Artinya: “Janganlah engkau patuhi setiap orang yang suka bersumpah lagi berkepribadian hina, suka mencela, (berjalan) kian kemari menyebarkan fitnah (berita bohong).”
 
Al-Wahidi dalam Tafsir al-Basith, jilid XXII, halaman 82 disebutkan bahwa ayat ini menjelaskan bahwa orang yang menyebarkan fitnah atau adu domba akan mendapatkan dosa dan hukuman di akhirat.

Kelak akan dimasukkan ke dalam neraka Jahannam.
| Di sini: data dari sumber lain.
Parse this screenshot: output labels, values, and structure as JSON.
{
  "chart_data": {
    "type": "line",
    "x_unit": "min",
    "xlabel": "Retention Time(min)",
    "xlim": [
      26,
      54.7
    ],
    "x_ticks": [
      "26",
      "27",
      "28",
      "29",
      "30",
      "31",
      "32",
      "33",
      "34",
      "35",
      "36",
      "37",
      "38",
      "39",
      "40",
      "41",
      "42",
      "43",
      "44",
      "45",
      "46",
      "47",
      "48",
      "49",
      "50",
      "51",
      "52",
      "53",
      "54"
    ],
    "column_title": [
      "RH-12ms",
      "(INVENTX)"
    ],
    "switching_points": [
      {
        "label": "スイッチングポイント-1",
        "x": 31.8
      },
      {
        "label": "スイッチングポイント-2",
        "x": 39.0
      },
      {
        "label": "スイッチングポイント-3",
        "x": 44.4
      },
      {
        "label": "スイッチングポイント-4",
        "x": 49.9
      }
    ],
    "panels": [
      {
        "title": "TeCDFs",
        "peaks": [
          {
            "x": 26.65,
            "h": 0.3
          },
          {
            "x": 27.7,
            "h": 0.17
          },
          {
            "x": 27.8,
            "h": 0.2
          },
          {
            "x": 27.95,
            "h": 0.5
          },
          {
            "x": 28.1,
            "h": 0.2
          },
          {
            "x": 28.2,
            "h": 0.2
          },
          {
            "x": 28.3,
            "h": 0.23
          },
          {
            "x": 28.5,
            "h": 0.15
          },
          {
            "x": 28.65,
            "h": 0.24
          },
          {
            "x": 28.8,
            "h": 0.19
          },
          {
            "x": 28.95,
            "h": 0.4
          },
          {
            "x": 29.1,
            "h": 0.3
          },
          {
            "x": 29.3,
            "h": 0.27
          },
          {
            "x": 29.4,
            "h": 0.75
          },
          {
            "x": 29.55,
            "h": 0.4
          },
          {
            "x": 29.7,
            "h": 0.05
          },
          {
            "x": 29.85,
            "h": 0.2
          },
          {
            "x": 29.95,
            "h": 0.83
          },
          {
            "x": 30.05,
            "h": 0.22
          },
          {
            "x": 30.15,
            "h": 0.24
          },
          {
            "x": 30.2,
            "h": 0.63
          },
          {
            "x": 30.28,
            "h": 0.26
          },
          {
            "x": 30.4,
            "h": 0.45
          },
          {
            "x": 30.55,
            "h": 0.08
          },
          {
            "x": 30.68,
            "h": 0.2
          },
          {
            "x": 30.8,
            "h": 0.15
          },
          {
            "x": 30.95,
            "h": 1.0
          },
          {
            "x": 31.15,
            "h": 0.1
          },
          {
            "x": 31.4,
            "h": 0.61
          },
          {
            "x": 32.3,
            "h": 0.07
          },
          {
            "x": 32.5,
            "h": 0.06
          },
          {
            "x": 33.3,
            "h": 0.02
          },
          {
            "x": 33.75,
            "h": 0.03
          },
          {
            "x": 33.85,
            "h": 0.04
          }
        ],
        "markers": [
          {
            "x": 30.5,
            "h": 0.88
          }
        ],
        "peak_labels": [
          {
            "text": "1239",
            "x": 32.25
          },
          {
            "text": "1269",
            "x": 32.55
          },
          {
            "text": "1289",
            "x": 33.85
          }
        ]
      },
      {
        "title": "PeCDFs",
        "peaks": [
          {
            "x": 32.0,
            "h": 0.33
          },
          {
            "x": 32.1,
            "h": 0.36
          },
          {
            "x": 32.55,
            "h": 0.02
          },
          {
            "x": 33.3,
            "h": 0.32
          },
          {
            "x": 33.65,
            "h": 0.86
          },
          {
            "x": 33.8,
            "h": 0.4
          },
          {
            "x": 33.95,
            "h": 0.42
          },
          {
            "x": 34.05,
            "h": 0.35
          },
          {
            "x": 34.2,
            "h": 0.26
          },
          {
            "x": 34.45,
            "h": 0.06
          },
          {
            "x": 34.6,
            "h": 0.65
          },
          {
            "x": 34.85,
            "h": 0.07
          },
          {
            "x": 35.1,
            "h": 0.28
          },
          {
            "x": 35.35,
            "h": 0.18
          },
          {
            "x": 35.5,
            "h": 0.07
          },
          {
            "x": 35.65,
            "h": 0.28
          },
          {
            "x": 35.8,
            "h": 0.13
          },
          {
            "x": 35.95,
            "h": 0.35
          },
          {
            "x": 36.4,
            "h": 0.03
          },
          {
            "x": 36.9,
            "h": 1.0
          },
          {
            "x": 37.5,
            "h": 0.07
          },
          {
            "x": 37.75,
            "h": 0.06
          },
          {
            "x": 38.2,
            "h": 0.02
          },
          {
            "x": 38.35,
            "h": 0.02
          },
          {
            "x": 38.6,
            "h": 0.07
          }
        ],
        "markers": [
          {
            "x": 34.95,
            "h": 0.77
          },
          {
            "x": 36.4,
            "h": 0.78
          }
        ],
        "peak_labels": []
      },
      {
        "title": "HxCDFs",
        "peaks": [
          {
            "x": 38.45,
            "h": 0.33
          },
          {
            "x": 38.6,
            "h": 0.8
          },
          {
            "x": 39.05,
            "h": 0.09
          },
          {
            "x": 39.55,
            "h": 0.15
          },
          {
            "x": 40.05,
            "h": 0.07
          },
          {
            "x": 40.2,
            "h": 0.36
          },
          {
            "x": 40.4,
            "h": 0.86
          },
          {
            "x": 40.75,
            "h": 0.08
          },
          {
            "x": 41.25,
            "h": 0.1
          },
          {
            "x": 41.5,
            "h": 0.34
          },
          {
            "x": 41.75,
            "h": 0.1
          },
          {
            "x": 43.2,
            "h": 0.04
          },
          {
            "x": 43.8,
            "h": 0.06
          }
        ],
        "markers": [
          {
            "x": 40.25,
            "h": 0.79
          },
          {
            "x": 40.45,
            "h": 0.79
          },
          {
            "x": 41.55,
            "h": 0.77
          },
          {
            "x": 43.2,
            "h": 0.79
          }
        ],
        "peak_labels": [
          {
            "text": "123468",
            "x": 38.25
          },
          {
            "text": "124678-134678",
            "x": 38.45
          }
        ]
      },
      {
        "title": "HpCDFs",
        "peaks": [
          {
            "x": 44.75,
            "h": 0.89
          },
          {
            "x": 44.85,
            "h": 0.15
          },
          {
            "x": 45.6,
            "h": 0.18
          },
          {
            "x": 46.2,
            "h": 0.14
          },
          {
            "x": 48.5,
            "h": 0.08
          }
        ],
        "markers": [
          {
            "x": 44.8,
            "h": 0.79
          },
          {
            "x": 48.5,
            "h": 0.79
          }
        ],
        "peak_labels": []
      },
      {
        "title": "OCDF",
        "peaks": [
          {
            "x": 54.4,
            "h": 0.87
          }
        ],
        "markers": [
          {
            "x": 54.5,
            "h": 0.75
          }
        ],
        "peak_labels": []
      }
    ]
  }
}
Adapun makna masyâ’in binamîm adalah:

(مَشَّاءٍ بِنَمِيْمٍ) يمشي بالنميمة بين الناس ليفسد بينهم

Artinya: “Orang yang suka menyebarkan berita bohong atau fitnah adalah orang yang berjalan di antara manusia untuk merusak hubungan antar sesamanya.”
 
Orang seperti ini akan menyebarkan berita bohong atau fitnah tentang seseorang kepada orang lain, dengan tujuan untuk memecah belah di antara sesama anak manusia.

Tentu perbuatan menyebarkan berita bohong, fitnah dan ujaran kebencian adalah perbuatan yang dilarang oleh Allah SWT.

Perbuatan tersebut dapat menimbulkan dampak buruk bagi masyarakat, seperti perpecahan, kebencian, dan permusuhan.

Lebih lanjut, berdasarkan Munas Alim Ulama dan Konbes NU 2017 di Nusa Tenggara Barat ditegaskan bahwa ujaran kebencian itu adalah termasuk salah satu bentuk kemungkaran.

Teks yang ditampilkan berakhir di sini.